Model Context Protocol (MCP) is a standard way for AI clients to connect to external systems. An MCP server acts as the bridge between an AI client and the tools, data, or workflows that the client can use. Instead of hard-coding every integration into an AI client, you connect the client to an MCP server. The server then describes what it can do and handles requests from the client.
How an MCP server works?
An MCP server is a service that exposes capabilities to an AI client through the Model Context Protocol. These capabilities can include:
- Tools: Actions the client can ask the server to run, such as creating a record or fetching data.
- Resources: Readable context the client can access, such as files, records, or documentation.
- Prompts: Reusable prompt templates that help the client perform a specific task.
The AI client does not directly access your systems. It sends MCP requests to the server, and the server decides how to process those requests.
An MCP connection typically follows this flow:
- Start or register the server. The MCP server becomes available to the AI client through a local command, remote endpoint, or configured connection.

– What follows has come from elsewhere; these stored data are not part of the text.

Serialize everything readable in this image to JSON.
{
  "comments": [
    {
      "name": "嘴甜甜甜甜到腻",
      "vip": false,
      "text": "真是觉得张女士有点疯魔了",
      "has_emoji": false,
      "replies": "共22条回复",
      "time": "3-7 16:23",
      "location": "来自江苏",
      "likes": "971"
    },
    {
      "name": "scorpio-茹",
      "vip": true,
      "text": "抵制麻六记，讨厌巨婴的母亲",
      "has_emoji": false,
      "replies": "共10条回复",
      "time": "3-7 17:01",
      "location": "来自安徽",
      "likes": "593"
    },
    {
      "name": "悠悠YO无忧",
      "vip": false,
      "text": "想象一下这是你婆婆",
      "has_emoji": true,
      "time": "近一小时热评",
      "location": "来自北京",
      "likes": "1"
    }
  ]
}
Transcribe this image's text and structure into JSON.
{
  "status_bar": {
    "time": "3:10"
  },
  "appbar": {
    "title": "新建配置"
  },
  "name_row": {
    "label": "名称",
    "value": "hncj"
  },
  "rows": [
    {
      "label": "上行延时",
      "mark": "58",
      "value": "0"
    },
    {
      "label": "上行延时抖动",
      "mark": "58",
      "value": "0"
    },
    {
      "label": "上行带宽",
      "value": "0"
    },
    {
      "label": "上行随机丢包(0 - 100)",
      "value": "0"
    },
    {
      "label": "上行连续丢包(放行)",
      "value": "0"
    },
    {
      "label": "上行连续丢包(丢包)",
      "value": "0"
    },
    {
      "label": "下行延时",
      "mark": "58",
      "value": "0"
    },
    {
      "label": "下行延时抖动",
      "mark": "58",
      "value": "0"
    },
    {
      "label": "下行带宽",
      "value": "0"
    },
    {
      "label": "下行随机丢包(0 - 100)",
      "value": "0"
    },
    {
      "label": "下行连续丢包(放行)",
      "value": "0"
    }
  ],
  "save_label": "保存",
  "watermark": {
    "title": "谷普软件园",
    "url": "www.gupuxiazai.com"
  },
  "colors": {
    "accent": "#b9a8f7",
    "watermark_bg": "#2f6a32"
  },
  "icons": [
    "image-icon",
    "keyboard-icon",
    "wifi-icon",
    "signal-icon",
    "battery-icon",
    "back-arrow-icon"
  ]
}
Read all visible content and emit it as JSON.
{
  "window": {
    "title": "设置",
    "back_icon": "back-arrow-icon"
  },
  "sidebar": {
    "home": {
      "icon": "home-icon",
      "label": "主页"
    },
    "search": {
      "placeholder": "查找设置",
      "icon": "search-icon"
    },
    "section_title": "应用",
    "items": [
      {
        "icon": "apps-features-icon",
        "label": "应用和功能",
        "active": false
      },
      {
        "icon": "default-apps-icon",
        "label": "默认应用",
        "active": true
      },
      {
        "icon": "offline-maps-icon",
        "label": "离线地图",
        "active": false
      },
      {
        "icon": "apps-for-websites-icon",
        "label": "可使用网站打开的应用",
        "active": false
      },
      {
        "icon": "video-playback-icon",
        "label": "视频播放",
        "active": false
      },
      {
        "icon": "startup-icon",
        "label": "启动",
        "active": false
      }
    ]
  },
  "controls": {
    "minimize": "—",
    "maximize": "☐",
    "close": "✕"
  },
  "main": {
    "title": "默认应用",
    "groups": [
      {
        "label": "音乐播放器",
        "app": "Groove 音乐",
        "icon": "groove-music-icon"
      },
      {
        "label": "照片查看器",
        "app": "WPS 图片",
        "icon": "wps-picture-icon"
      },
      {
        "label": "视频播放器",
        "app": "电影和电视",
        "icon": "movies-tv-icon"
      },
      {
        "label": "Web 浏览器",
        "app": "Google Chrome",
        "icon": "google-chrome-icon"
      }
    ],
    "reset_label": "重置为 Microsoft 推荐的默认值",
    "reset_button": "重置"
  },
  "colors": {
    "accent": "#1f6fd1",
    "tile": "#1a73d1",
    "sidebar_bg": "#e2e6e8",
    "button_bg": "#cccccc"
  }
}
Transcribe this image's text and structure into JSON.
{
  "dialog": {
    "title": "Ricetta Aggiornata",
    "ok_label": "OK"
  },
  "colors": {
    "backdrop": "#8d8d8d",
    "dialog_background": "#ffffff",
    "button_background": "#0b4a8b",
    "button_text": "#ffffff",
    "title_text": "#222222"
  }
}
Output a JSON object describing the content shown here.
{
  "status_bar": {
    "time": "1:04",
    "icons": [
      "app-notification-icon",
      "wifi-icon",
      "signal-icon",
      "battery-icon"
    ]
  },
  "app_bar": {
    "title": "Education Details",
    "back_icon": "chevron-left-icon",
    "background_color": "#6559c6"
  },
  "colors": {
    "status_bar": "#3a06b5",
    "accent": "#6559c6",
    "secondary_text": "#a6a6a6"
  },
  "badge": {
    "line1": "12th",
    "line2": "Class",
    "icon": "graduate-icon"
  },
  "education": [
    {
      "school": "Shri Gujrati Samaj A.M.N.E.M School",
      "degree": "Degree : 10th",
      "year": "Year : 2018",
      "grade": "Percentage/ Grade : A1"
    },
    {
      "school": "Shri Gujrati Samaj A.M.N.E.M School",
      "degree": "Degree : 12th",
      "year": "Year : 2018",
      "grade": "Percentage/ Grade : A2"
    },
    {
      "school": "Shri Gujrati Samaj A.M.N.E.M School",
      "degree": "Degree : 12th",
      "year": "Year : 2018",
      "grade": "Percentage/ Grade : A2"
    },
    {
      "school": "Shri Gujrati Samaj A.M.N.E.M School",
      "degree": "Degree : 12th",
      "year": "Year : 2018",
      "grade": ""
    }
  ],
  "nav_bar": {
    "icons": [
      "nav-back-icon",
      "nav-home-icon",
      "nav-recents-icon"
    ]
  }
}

- Connect the client. The AI client opens a connection using the server configuration.
- Discover capabilities. The client asks the server which tools, resources, and prompts are available.
- Send requests. The client calls a tool, reads a resource, or uses a prompt through the MCP connection.
- Return results. The server processes the request and returns structured results that the client can use in the conversation.
This keeps the client focused on reasoning while the MCP server owns access control, business logic, and integration details.
Troubleshooting
If the client cannot connect to the MCP server:
- Confirm the server command or URL is correct.
- Check that required environment variables are set.
- Verify any API keys or tokens are valid.
- Make sure the server process is running and reachable from the client.
- Review the client logs for connection, authentication, or permission errors.
If the server connects but no capabilities appear, confirm that the server is exposing tools, resources, or prompts and that the connected user has permission to access them.